Central Florida canceled classes Wednesday through Friday and will close its Orlando campus on those days, though it’s expected to reopen Saturday. The Knights’ home game against SMU was moved from Saturday to 1 p.m. Eastern on Sunday.

South Carolina announced Tuesday that its home game scheduled for noon Saturday against South Carolina State will be moved to Thursday at 7 p.m. Eastern.

The kickoff of Saturday’s game between Georgia Southern and Coastal Carolina in Conway, S.C., has been moved back three hours to 7 p.m. Eastern.

Other college football games could be played under wet and breezy conditions Saturday as the remnants of Ian move into the Carolinas and the Mid-Atlantic region:

  • Texas State at James Madison, 1:30
  • Michigan State at Maryland, 3:30
  • Virginia Tech at North Carolina, 3:30
  • Liberty at Old Dominion, 6
  • North Carolina State at Clemson, 7:30
  • Virginia at Duke, 7:30

MLB

The Atlanta Braves and New York Mets are scheduled to begin a crucial three-game series Friday in Georgia, and even though Ian is not expected to affect the Atlanta area all that much apart from some breezy conditions Friday, the teams and MLB have reportedly discussed contingency plans, among them a split doubleheader Sunday.

Previous forecasts had suggested that Atlanta could receive a good amount of rain this weekend, but Ian’s track has taken it well east of the city.
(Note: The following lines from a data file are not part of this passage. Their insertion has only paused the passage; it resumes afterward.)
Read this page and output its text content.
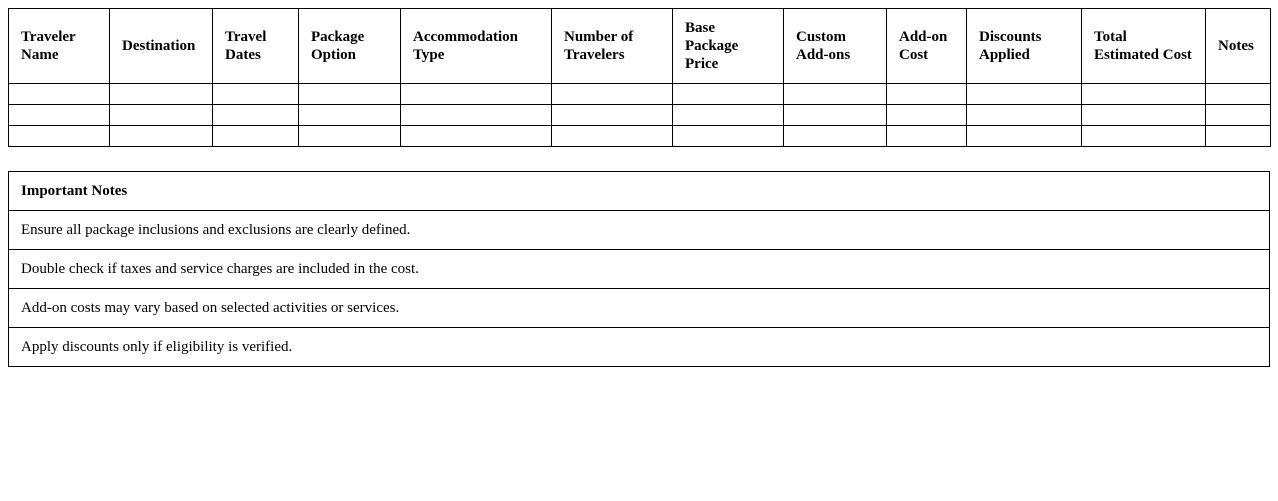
Traveler Name	Destination	Travel Dates	Package Option	Accommodation Type	Number of Travelers	Base Package Price	Custom Add-ons	Add-on Cost	Discounts Applied	Total Estimated Cost	Notes

Important Notes
Ensure all package inclusions and exclusions are clearly defined.
Double check if taxes and service charges are included in the cost.
Add-on costs may vary based on selected activities or services.
Apply discounts only if eligibility is verified.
Though both teams have the day off Thursday, MLB reportedly is not considering starting the series then. MLB also has not given serious consideration to moving the series to a neutral site.
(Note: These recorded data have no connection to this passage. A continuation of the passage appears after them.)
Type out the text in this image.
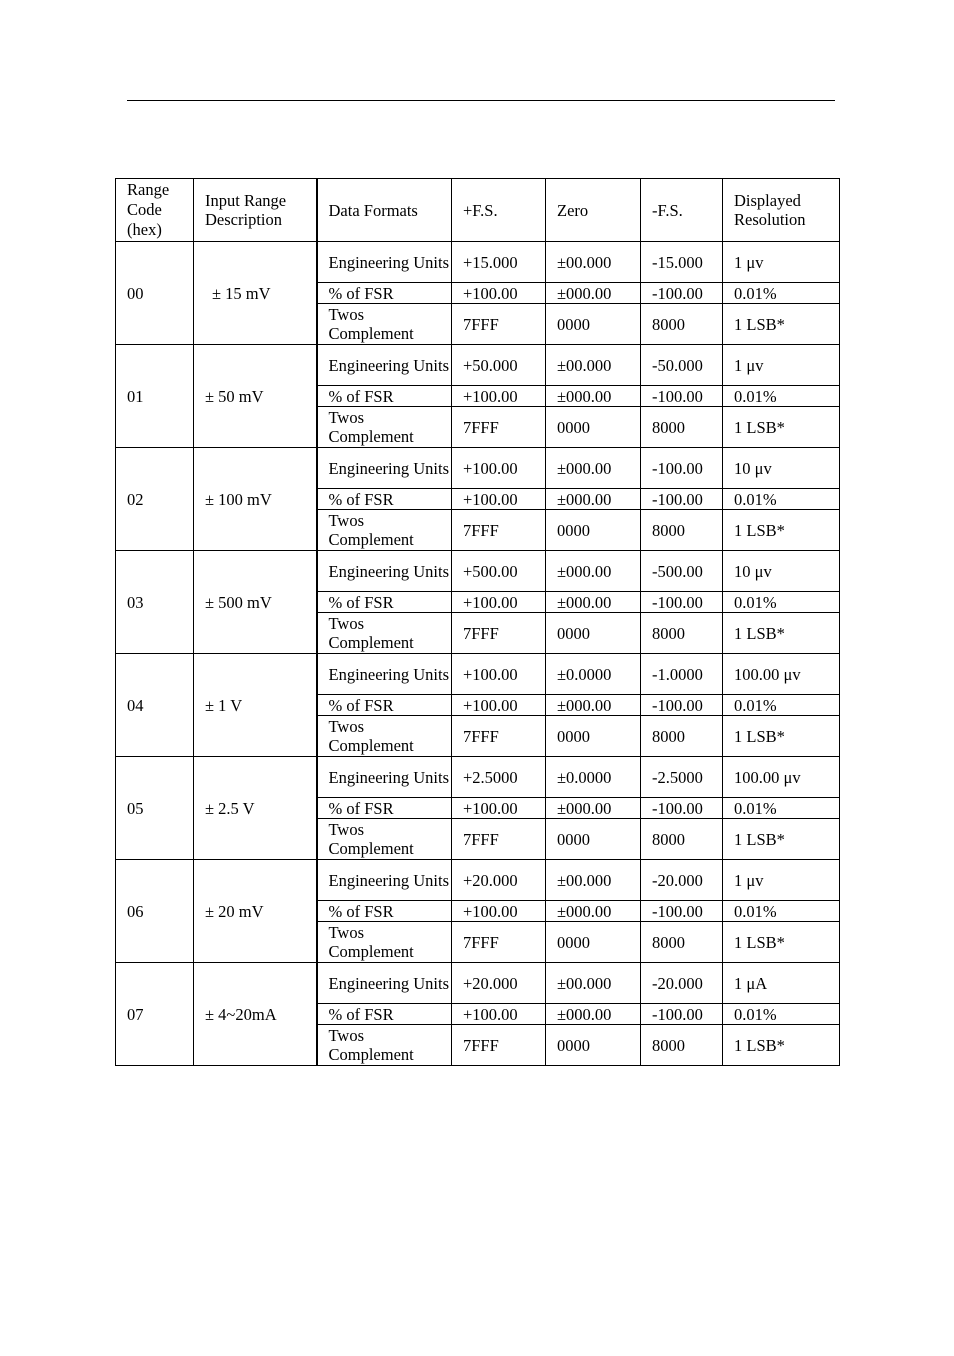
Range Code (hex)	Input Range Description	Data Formats	+F.S.	Zero	-F.S.	Displayed Resolution
00	± 15 mV	Engineering Units	+15.000	±00.000	-15.000	1 μv
		% of FSR	+100.00	±000.00	-100.00	0.01%
		Twos Complement	7FFF	0000	8000	1 LSB*
01	± 50 mV	Engineering Units	+50.000	±00.000	-50.000	1 μv
		% of FSR	+100.00	±000.00	-100.00	0.01%
		Twos Complement	7FFF	0000	8000	1 LSB*
02	± 100 mV	Engineering Units	+100.00	±000.00	-100.00	10 μv
		% of FSR	+100.00	±000.00	-100.00	0.01%
		Twos Complement	7FFF	0000	8000	1 LSB*
03	± 500 mV	Engineering Units	+500.00	±000.00	-500.00	10 μv
		% of FSR	+100.00	±000.00	-100.00	0.01%
		Twos Complement	7FFF	0000	8000	1 LSB*
04	± 1 V	Engineering Units	+100.00	±0.0000	-1.0000	100.00 μv
		% of FSR	+100.00	±000.00	-100.00	0.01%
		Twos Complement	7FFF	0000	8000	1 LSB*
05	± 2.5 V	Engineering Units	+2.5000	±0.0000	-2.5000	100.00 μv
		% of FSR	+100.00	±000.00	-100.00	0.01%
		Twos Complement	7FFF	0000	8000	1 LSB*
06	± 20 mV	Engineering Units	+20.000	±00.000	-20.000	1 μv
		% of FSR	+100.00	±000.00	-100.00	0.01%
		Twos Complement	7FFF	0000	8000	1 LSB*
07	± 4~20mA	Engineering Units	+20.000	±00.000	-20.000	1 μA
		% of FSR	+100.00	±000.00	-100.00	0.01%
		Twos Complement	7FFF	0000	8000	1 LSB*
On Wednesday, Mets Manager Buck Showalter jokingly told reporters he was on “double-secret probation” when asked to disclose details about the plans but said “we know what’s going on.” A decision could come any time before Friday morning.

The Mets will enter the series with a one-game lead over the Braves in the NL East. (Both have clinched at least wild-card berths.) Both teams’ seasons end Oct. 5, and the playoffs are not scheduled to begin until two days later, meaning games could be made up Oct. 6, if needed.

The Philadelphia Phillies, who hold a half-game lead on the Milwaukee Brewers for the NL’s final wild-card berth, begin a four-game series against the Nationals in Washington on Friday. The D.C. area is expected to get rain from Ian’s remnants over the weekend, so Saturday’s scheduled doubleheader has been moved to Friday.

The game scheduled for 7:05 p.m. Saturday — the second game of an originally scheduled doubleheader that day — now will be played at 1:05 p.m. Friday, before that day’s 7:05 p.m. game. The game scheduled for 1:05 p.m. Saturday will be played as scheduled.

NHL

The Tampa Bay Lightning moved its training camp to Nashville. It will play an exhibition game against the Predators in Nashville on Thursday — the game originally was supposed to be played in Tampa — and remain there to play the Predators again Friday in a game that had been previously scheduled. Wednesday’s scheduled preseason home game against the Carolina Hurricanes was postponed.